Quando encheu ambas as taças e se sentou de volta em seu lugar, voltou a falar, baixinho, como se fosse um segredo horrendo o que dizia:

— Não sei se seria certo trazer esse assunto à tona.

— Qual assunto? — a dama indagou, cessando seu sorriso de pouco em pouco.

Ana respirou fundo e segurou a risada entre seus lábios rosados.

— Lorde Lurk — exprimiu, num só gritinho animado.

— Oh, não.

Marga imediatamente arregalou os olhos e engoliu em seco, atravessada pelas memórias que guardava daquele sujeito em específico. O homem que a cortejou durante o baile de boas-vindas e que, horas depois, estava sobre o corpo de Anna Bolgart, beijando-a incessantemente nas penumbras do castelo.

E a forma como aquele beijo a atormentava desde então era indescritível.

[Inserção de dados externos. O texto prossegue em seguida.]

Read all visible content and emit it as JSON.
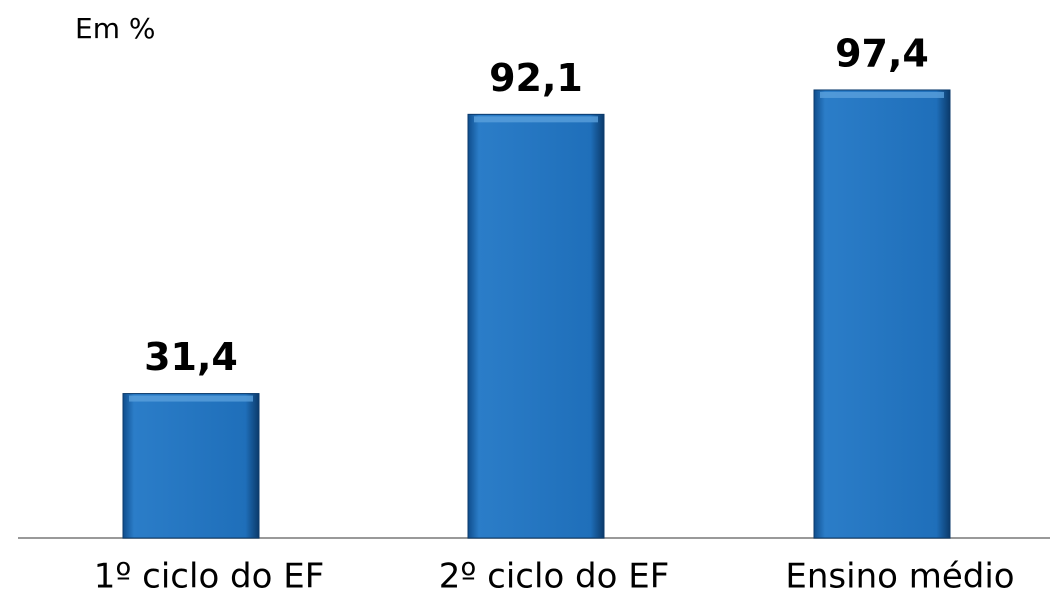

Ela repetia aquela cena em sua cabeça, mais e mais, porque havia algo naquele beijo que a prendia. Era como uma chama. Lurk encarava Anna como se ela possuísse tudo o que ele precisava para sobreviver. Era algo que ela nunca havia visto antes. E ainda assim, aquilo a atraía de uma forma visceral.

— Desculpe! — Anastácia riu, cortando a linha de seus pensamentos. — Julie e eu estávamos observando suas conversas durante a chegada dos Lurks e precisávamos saber da verdade.

— Qual verdade? — gaguejou a dama. — Não há verdade alguma para ser contada a ninguém.

— Ah, Margareth! — gemeu Ana. — O modo como olhavam-se durante o baile era... incontestável! Não podemos negar que, pelo menos, um dos dois estava com interesse estampado na face.

Marga não pôde evitar o desprezo a tomar conta de sua face. Talvez, Ana fosse nova demais para compreender a linguagem corporal de casais, pois tudo o que saíra do rosto de Margareth, durante aquele baile, foi horror.

— Isso não passa de especulações, Ana — afirmou a dama, respirando fundo. — Lorde Lurk estava apenas sendo gentil... ou, ao menos, tentando.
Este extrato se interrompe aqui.